Hydrocephalus (literally water on the brain) is a condition in which there is too much CSF in the ventricles. This occurs when the natural system for draining and absorbing extra CSF does not work right. The ventricles enlarge to accommodate the extra fluid and then press on different parts of the brain, causing a number of different symptoms. Hydrocephalus has many different causes. Some people are born with the condition, while others develop it during their lives.

Normal pressure hydrocephalus (NPH) is a type of hydrocephalus that occurs in adults, usually older adults. NPH is different than other types of hydrocephalus in that it develops slowly over time. The drainage of CSF is blocked gradually, and the excess fluid builds up slowly. The slow enlargement of the ventricles means that the fluid pressure in the brain may not be as high as in other types of hydrocephalus. However, the enlarged ventricles still press on the brain and can cause symptoms. (The term "normal pressure" is somewhat misleading.)

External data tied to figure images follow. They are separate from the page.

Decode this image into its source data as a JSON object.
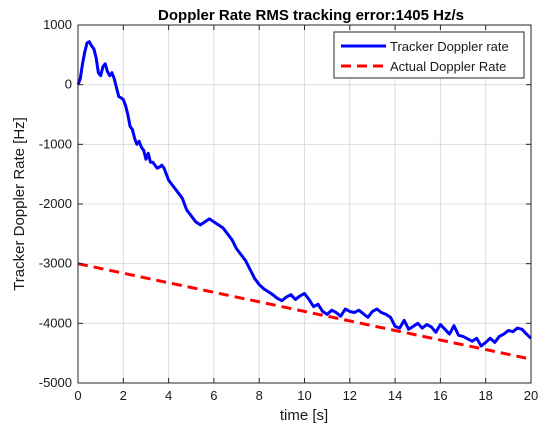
{
  "chart_data": {
    "type": "line",
    "title": "Doppler Rate RMS tracking error:1405 Hz/s",
    "xlabel": "time [s]",
    "ylabel": "Tracker Doppler Rate [Hz]",
    "xlim": [
      0,
      20
    ],
    "ylim": [
      -5000,
      1000
    ],
    "x_ticks": [
      0,
      2,
      4,
      6,
      8,
      10,
      12,
      14,
      16,
      18,
      20
    ],
    "y_ticks": [
      -5000,
      -4000,
      -3000,
      -2000,
      -1000,
      0,
      1000
    ],
    "grid": true,
    "legend_position": "top-right",
    "series": [
      {
        "name": "Tracker Doppler rate",
        "color": "#0000ff",
        "style": "solid",
        "x": [
          0,
          0.1,
          0.2,
          0.3,
          0.4,
          0.5,
          0.6,
          0.7,
          0.8,
          0.9,
          1.0,
          1.1,
          1.2,
          1.3,
          1.4,
          1.5,
          1.6,
          1.7,
          1.8,
          1.9,
          2.0,
          2.1,
          2.2,
          2.3,
          2.4,
          2.5,
          2.6,
          2.7,
          2.8,
          2.9,
          3.0,
          3.1,
          3.2,
          3.3,
          3.4,
          3.5,
          3.6,
          3.7,
          3.8,
          3.9,
          4.0,
          4.2,
          4.4,
          4.6,
          4.8,
          5.0,
          5.2,
          5.4,
          5.6,
          5.8,
          6.0,
          6.2,
          6.4,
          6.6,
          6.8,
          7.0,
          7.2,
          7.4,
          7.6,
          7.8,
          8.0,
          8.2,
          8.4,
          8.6,
          8.8,
          9.0,
          9.2,
          9.4,
          9.6,
          9.8,
          10.0,
          10.2,
          10.4,
          10.6,
          10.8,
          11.0,
          11.2,
          11.4,
          11.6,
          11.8,
          12.0,
          12.2,
          12.4,
          12.6,
          12.8,
          13.0,
          13.2,
          13.4,
          13.6,
          13.8,
          14.0,
          14.2,
          14.4,
          14.6,
          14.8,
          15.0,
          15.2,
          15.4,
          15.6,
          15.8,
          16.0,
          16.2,
          16.4,
          16.6,
          16.8,
          17.0,
          17.2,
          17.4,
          17.6,
          17.8,
          18.0,
          18.2,
          18.4,
          18.6,
          18.8,
          19.0,
          19.2,
          19.4,
          19.6,
          19.8,
          20.0
        ],
        "y": [
          0,
          100,
          350,
          550,
          700,
          720,
          650,
          600,
          450,
          200,
          150,
          300,
          350,
          220,
          150,
          200,
          100,
          -50,
          -200,
          -220,
          -250,
          -350,
          -500,
          -700,
          -750,
          -900,
          -1000,
          -950,
          -1050,
          -1100,
          -1250,
          -1150,
          -1300,
          -1300,
          -1350,
          -1400,
          -1380,
          -1350,
          -1400,
          -1500,
          -1600,
          -1700,
          -1800,
          -1900,
          -2100,
          -2200,
          -2300,
          -2350,
          -2300,
          -2250,
          -2300,
          -2350,
          -2400,
          -2500,
          -2600,
          -2750,
          -2850,
          -2950,
          -3100,
          -3250,
          -3350,
          -3420,
          -3470,
          -3520,
          -3580,
          -3620,
          -3560,
          -3520,
          -3600,
          -3540,
          -3500,
          -3600,
          -3720,
          -3680,
          -3800,
          -3850,
          -3780,
          -3820,
          -3880,
          -3760,
          -3800,
          -3820,
          -3780,
          -3840,
          -3900,
          -3800,
          -3760,
          -3820,
          -3850,
          -3900,
          -4050,
          -4080,
          -3950,
          -4100,
          -4050,
          -4000,
          -4080,
          -4020,
          -4060,
          -4150,
          -4020,
          -4100,
          -4180,
          -4040,
          -4200,
          -4220,
          -4260,
          -4300,
          -4250,
          -4380,
          -4320,
          -4250,
          -4320,
          -4220,
          -4180,
          -4120,
          -4140,
          -4080,
          -4100,
          -4180,
          -4250
        ]
      },
      {
        "name": "Actual Doppler Rate",
        "color": "#ff0000",
        "style": "dashed",
        "x": [
          0,
          20
        ],
        "y": [
          -3000,
          -4600
        ]
      }
    ]
  }
}
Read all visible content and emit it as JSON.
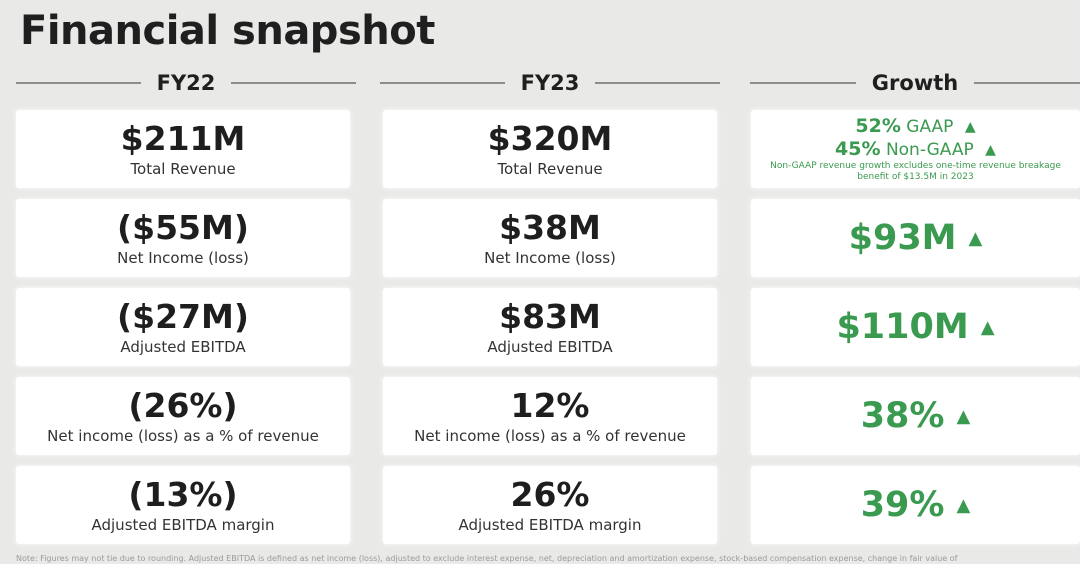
{
  "title": "Financial snapshot",
  "columns": {
    "fy22": "FY22",
    "fy23": "FY23",
    "growth": "Growth"
  },
  "fy22": [
    {
      "value": "$211M",
      "label": "Total Revenue"
    },
    {
      "value": "($55M)",
      "label": "Net Income (loss)"
    },
    {
      "value": "($27M)",
      "label": "Adjusted EBITDA"
    },
    {
      "value": "(26%)",
      "label": "Net income (loss) as a % of revenue"
    },
    {
      "value": "(13%)",
      "label": "Adjusted EBITDA margin"
    }
  ],
  "fy23": [
    {
      "value": "$320M",
      "label": "Total Revenue"
    },
    {
      "value": "$38M",
      "label": "Net Income (loss)"
    },
    {
      "value": "$83M",
      "label": "Adjusted EBITDA"
    },
    {
      "value": "12%",
      "label": "Net income (loss) as a % of revenue"
    },
    {
      "value": "26%",
      "label": "Adjusted EBITDA margin"
    }
  ],
  "growth": {
    "revenue": {
      "gaap_value": "52%",
      "gaap_label": "GAAP",
      "nongaap_value": "45%",
      "nongaap_label": "Non-GAAP",
      "note_line1": "Non-GAAP revenue growth excludes one-time revenue breakage",
      "note_line2": "benefit of $13.5M in 2023"
    },
    "net_income": "$93M",
    "adjusted_ebitda": "$110M",
    "net_income_pct": "38%",
    "ebitda_margin": "39%"
  },
  "arrow_glyph": "▲",
  "accent_color": "#3a9a4f",
  "footnote": "Note: Figures may not tie due to rounding. Adjusted EBITDA is defined as net income (loss), adjusted to exclude interest expense, net, depreciation and amortization expense, stock-based compensation expense, change in fair value of"
}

And cerebrospinal fluid is affected by venous return.  Open jugular veins are essential for CSF clearance.  link

The less blood flowing through the brain back to the heart, the more CSF can build up and reabsorption is hindered.  For those who want to learn more about this connection, I highly suggest reading Dr. Michael Flanagan's book and blog, The Downside of Upright Posture.

Venoplasty for CCSVI changes cerebrospinal fluid flow rates.  

The reseachers at BNAC noted that even 12 months after venoplasty, the patients treated for CCSVI had a faster rate of CSF flow going through their brains.  


My husband had a profound relief of fatigue, cognitive fog, heat intolerance, spasms and sleep apnea after being treated for CCSVI in May 2009. These improvements still continue, now 3 and a half years later.  His third ventricle is now normal on MRI, he has no gray matter atrophy.  

Dr. Frohman and his neurological community would have you believe that Jeff's benefits from CCSVI venoplasty are placebo, while the patients they have treated for NPH benefits are real.  Why this cognitive dissonance?  

Only more research, publications like the BNAC paper on cerebrospinal fluid changes after venoplasty, and more pressure from patients and caregivers will provide answers.